Who's here for the duration?

In last week's edition I referred to a sense of dread...perhaps boredom, even....that many feel about their future.  Clearly, the financial markets need to do a better job of encouraging capital to flow in ways which inspire the dream that life will be better from one generation to the next.  Thinking about short-term profits and "rolls of the dice" do none of that.  If you're already rich, then disregard the previous paragraphs.
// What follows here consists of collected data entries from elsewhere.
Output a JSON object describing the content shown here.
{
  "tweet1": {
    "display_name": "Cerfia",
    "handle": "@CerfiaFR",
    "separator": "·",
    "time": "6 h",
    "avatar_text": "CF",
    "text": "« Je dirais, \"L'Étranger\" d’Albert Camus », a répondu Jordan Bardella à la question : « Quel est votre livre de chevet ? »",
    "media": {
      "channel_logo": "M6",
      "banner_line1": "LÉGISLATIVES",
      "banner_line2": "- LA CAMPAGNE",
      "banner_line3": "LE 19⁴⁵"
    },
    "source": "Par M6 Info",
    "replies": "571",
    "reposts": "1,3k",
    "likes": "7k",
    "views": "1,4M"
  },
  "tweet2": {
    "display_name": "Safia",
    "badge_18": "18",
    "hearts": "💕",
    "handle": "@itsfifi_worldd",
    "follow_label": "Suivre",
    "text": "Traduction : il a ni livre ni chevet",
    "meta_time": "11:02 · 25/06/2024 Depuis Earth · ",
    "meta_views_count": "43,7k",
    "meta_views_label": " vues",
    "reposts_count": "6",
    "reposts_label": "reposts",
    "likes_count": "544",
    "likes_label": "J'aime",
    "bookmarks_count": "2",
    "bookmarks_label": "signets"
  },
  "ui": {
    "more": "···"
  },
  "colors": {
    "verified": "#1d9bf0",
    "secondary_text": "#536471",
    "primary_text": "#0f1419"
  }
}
The absence of empirically larger consumer spending and decidedly wider corporate capital expenditures becomes the basis of a self fulfilling prophecy.  I am worried that gold speculators, energy speculators, investment banking junkies, and merger and acquisition mavens think that the immediacy they respond to is the same thing as investing for the long term.  In the past few months these surrogates for traditional asset allocation models have proliferated to the point that, once again, "Investment -du-jour"  has almost become the motto of choice for Wall Street.

It may sound like it, but I do not begrudge these faddists their profits.  What I do object to are those latecomers who use the engine of capital formation as a replacement for more risk-averse investment strategies.  Because of their one-off style, these speculators are typically the first ones to leave the party when the heat gets turned up, and that's exactly the opposite of what risk averse investors are looking for.